Part of taking care of yourself, and the person who's talking to you, is knowing when you've reached the end of what you can do. There may come a point when only a professional can help.
This is particularly true when trying to help those who are experiencing addiction, or who have been through trauma. The book shows you how to identify when you've reached this point, and offers suggestions on who to contact.
So what do we think of "How to Listen?"
It feels timely. Western societies began to think and talk more about the importance of good mental health some time ago. The isolation and anxiety of a global pandemic has sharpened our focus on this issue. So a book that covers the ground in a simple and practical way will always be worth reading.
It's not a preachy book. Much of the text is drawn from real-life experiences of people who've suffered with a range of mental health issues. There's plenty of expert commentary too, from experienced listeners and mental health practitioners.
And there are a number of practical exercises many readers will find useful, such as keeping a listening diary – plus tips on everything from maintaining eye contact to how not to offer solutions immediately.
But there are some problems with how the material is organized. Sections of the main text run into case studies without clear delineation between the two. And although "How to Listen" looks like a book you can dip into, you do need to read everything to get the most from it.
And when you have read everything, you may feel that you've read the same thing several times over.

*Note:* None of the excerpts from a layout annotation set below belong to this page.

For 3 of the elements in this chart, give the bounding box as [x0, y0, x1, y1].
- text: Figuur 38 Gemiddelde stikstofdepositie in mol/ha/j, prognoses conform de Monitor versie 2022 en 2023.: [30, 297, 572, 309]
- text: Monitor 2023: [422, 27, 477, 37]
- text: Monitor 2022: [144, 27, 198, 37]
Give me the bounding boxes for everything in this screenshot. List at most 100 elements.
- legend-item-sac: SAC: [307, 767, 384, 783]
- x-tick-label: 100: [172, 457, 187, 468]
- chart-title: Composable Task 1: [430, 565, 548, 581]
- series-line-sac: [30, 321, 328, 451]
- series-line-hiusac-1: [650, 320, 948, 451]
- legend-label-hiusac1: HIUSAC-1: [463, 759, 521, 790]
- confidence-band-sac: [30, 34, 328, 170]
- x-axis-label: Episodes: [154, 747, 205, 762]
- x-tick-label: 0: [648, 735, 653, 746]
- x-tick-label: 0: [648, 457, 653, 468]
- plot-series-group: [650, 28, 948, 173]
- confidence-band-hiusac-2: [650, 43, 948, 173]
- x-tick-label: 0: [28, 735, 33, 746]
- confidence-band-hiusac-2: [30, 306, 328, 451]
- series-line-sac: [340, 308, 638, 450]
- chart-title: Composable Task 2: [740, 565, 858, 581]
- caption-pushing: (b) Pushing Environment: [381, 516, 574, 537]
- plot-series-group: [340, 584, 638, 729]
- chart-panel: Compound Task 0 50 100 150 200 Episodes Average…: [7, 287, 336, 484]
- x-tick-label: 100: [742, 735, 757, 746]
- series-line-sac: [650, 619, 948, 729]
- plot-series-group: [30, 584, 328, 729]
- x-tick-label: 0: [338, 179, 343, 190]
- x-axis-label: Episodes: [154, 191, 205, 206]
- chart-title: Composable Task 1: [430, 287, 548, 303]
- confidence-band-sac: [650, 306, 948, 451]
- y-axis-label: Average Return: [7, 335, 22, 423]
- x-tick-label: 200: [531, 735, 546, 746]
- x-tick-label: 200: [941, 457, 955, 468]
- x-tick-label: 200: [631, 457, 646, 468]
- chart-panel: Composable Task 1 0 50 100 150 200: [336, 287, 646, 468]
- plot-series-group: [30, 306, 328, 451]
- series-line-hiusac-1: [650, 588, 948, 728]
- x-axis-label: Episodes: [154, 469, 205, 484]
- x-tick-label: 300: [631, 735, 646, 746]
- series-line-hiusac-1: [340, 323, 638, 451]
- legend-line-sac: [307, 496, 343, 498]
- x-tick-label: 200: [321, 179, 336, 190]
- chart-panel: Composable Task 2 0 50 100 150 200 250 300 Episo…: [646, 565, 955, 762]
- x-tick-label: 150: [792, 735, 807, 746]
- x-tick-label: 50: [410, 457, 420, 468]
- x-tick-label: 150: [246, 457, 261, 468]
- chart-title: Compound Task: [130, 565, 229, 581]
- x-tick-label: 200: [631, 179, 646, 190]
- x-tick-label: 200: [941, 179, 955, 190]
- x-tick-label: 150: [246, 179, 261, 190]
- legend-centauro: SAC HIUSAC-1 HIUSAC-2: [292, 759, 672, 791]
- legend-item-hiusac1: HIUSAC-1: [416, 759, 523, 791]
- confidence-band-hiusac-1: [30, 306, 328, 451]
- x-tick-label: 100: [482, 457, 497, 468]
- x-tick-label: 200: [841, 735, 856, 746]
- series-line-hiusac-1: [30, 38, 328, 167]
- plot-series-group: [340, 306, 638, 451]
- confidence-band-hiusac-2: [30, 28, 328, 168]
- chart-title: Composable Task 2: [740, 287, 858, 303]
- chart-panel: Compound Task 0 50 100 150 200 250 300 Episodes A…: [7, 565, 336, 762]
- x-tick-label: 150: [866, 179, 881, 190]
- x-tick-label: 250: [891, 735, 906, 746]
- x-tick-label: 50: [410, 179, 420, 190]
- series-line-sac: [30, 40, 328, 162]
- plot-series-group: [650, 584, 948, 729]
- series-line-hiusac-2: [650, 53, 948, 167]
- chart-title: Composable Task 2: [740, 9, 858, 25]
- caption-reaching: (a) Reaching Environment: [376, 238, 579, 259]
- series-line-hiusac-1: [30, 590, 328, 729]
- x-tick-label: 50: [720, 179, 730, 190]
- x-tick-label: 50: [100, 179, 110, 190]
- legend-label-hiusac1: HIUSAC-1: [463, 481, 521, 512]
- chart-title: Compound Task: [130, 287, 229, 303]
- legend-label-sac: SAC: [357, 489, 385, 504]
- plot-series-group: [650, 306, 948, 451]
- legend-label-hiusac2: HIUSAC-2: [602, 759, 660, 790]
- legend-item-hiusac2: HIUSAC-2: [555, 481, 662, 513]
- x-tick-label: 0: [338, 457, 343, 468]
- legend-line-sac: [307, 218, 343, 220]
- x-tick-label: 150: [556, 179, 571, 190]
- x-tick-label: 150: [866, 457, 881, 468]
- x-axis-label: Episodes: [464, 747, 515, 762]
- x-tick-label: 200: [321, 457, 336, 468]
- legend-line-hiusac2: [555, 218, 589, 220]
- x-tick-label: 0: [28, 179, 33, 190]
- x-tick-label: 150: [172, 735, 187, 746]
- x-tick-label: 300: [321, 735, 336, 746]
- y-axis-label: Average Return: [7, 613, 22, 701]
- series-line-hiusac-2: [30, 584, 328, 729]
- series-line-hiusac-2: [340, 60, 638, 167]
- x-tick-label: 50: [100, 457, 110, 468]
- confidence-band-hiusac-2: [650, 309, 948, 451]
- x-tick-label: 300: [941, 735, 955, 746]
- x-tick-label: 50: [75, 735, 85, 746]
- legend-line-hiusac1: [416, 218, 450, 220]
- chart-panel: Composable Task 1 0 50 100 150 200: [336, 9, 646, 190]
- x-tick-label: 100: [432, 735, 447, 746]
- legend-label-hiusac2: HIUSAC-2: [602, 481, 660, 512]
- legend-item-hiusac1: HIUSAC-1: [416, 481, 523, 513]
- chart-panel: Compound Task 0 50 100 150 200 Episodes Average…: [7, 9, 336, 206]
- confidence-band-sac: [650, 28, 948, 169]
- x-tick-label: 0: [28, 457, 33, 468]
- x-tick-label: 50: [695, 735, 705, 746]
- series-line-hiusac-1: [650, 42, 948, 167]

It's fine to stress the importance of open questions, for example, but returning to their importance several times in the same way feels repetitive.
Even so, this is a valuable book from an organization steeped in compassion for others. As a practical guide to a key skill that so many people get wrong, it delivers on its promise of good sense and hands-on helpfulness.
"How to Listen: Tools for Opening up Conversations When It Matters Most," by Katie Colombus and the Samaritans, is published by Kyle Books in the U.K., and Octopus Books in the U.S.
That's the end of this episode of Book Insights. Thanks for listening.